Om de vrijdag mee te beginnen, een deel uit een interview dat Chandler had met de Napoleonic Wargame Club:
DC: I find the Marlburian period is the most satisfactory challenge as a writer of military history. Of course I have written more on the Napoleonic era - and I love it very dearly - but there is something very special about 'Milord Duke'. It is a difficult period to work because there is a shortage of documents, but makes it more of a challenge. In that respect I was most pleased to have discovered most of the documents of Private Sentinel John Marshall Deane of the 1st Guards. (S.A.H.R., Special Publication No.12, 1984). [Society for Army Historical Research - Rob] That was exciting. I also felt one of the same type of John Wilson, 15th Foot, who calls himself an '...Old Flanderkin Serjeant' (soon to be published in the 'Military Miscellany II' of the A.R.S.'). Indeed, there are many problem of this period - including a bad habit of certain previous writers regarding their reliability, originality or plagiarism. However, I love this era.
There are other reasons than far purely academic interests. Marlborough was the greatest British soldier of all time. The nation had only become a 'great power' in Europe - and then in the World. For 250 years, therefore - for better or for worse - he had created the greatest empire of the modern age. This clearly fascinates me, and I am an Englishman too! All being well, next year should see a new book of mine being published by Spellmount. I have been seriously ill for six years, which has effectively stopped my writing 'production'. Little by little I have slowly improved in my mental capabilities and my thanks go to many kind people have helped me recover. Christopher L. Scott has kindly helped me with the rubrics, spellings and syntax in my new volume, or rather a selection. It will be about the periods of King William III and John Churchill, Earl and then first Duke of Marlborough, mainly from 1697 to 1704 inclusive. It will be called: 'Blenheim Preparations'. However, I have not been wholly idle since 1995. I have been encouraging various publishers, and as a result I have persuaded them to re-publish no less than 14 of my earlier volumes. Naturally, I was not over-interested in re-prints, and only for truly 'new' work; but I was partially wrong. One friend has taught me the realities of [a] lasting book, 'Almost anyone can publish a sound book or two,' he told me; 'however, it is more important to be re-published!' He was right, too.

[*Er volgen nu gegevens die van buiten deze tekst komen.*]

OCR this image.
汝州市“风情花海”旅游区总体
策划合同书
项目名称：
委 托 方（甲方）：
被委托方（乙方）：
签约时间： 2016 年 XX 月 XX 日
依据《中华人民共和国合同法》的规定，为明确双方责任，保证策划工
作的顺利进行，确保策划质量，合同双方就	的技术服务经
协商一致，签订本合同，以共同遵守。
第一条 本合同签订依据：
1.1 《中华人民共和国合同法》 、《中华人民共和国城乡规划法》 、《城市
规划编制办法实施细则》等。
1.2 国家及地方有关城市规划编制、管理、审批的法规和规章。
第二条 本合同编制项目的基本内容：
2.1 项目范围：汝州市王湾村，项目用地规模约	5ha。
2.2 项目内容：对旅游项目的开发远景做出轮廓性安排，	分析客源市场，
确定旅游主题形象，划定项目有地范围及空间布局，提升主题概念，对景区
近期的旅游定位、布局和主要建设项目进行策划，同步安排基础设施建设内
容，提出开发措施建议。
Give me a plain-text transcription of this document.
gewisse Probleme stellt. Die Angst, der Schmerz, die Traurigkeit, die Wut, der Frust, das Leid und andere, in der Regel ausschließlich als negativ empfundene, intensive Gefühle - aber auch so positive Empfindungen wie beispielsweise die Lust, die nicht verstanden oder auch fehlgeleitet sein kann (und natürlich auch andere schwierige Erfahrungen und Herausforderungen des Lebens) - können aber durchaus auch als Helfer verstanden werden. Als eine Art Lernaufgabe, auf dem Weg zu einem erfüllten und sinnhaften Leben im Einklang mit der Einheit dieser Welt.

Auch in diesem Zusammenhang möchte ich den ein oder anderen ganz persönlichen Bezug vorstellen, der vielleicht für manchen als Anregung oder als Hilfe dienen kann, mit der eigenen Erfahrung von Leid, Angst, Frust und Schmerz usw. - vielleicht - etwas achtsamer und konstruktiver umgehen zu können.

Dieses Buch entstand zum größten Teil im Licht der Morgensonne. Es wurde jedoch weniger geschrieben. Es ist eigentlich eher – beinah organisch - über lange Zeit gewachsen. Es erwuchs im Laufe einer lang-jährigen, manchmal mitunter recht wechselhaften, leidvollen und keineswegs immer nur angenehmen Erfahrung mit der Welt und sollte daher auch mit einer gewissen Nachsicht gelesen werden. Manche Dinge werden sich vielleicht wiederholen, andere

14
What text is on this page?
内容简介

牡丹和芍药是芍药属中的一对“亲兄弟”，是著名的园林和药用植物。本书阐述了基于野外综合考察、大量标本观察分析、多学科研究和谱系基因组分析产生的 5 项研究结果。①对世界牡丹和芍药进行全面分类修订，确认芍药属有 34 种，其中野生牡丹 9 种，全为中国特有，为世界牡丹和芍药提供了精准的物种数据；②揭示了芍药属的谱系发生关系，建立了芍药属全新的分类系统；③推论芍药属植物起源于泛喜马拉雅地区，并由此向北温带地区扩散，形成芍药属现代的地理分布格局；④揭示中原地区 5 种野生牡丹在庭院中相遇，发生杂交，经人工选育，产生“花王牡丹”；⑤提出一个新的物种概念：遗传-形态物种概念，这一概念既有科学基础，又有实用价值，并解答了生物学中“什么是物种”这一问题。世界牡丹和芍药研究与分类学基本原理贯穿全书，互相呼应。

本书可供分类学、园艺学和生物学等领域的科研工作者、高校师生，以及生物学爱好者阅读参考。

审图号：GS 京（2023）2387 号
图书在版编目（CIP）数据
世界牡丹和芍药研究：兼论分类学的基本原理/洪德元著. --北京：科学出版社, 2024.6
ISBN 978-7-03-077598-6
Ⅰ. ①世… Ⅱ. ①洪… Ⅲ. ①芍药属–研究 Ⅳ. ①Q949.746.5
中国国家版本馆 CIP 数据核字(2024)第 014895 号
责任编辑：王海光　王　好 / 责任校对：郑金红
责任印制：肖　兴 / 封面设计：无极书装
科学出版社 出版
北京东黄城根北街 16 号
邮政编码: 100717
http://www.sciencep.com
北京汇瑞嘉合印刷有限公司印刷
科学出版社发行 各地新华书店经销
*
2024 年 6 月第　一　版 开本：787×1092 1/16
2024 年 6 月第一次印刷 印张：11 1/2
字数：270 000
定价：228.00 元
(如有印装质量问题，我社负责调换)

RH: I understand that you are a big fan of Marlborough and of Napoleon. Could you use three adjectives for each man that would best summarize their character?
DC: Marlborough: 'INNOVATIVE' - 'FLAMBOYANT' - 'HENPECKED', thus 'The Twin Captains' (including with Prince Savoy of Savoy); and 'Creator of the Second British Empire'.
Napoleon: 'BELOVED' - 'STARTLED' - 'INSPIRED', thus 'A great, bad man.' (as Lord Clarendon's description of Oliver Cromwell); and who ultimately failed (how brilliant his later propaganda).
Werkelijk ongelofelijk dat die man hier mee weg komt. Het doet me vooral denken aan de reclame 'Wij van WC-eend, adviseren WC-eend'.
Het voordeel van een klein land is toch wel een aangeboren relativeringsvermogen en van mijn land in het bijzonder, het openstaan voor vreemde invloeden. Is dit nu typisch iets engels ofzo?
Hoe moet het dan wel: nou, het moet zoals van Deursen (Hoogleraar bij de VU) het doet over het Noord-Hollandse dorpje Graft. Met ongelooflijk veel (archief)onderzoek is het hem goed gelukt een beeld neer te zetten van een eind 17e eeuws dorp in de Hollandse polder. De enige kritiek dien op hem is gegeven, is dat hij zijn eigen geloof een beetje teveel liet doorschemeren in zijn sympathieën.
Honestly, I just can't understand how Chandler (English, writing using English sources, by a biased family member) gets away with this. Even in his own time Marlborough was not without criticism (like Jonathan Swift, who hated the Dutch) but this limitless adoration and the resulting biased histography is below any academic standard.
Thankfully, the work by VU University Amsterdam Professor van Deursen shows how real research is done.
Een dorp in de polder is an exceptional book which shows a community typical of many other villages in the Netherlands during the famous Golden Age.
The people of Graft populating the pages of this book were seventeenth-century folk. What they thought and believed, what they ate and drank, what they hated and loved, what they owned and lacked was all enshrined in the communal experience of their age, and of their age alone? Graft was a fairly prosperous village whose inhabitants lived largely from the sea. More of them were poor than rich, but the majority fell between these two extremes. Almost everybody owned a small boat, almost nobody a coach-and-four. The village boasted half a dozen churches of three different denominations, and on Sundays all of them were packed. A great many people learned to read, but very few used reading as a gateway to higher education.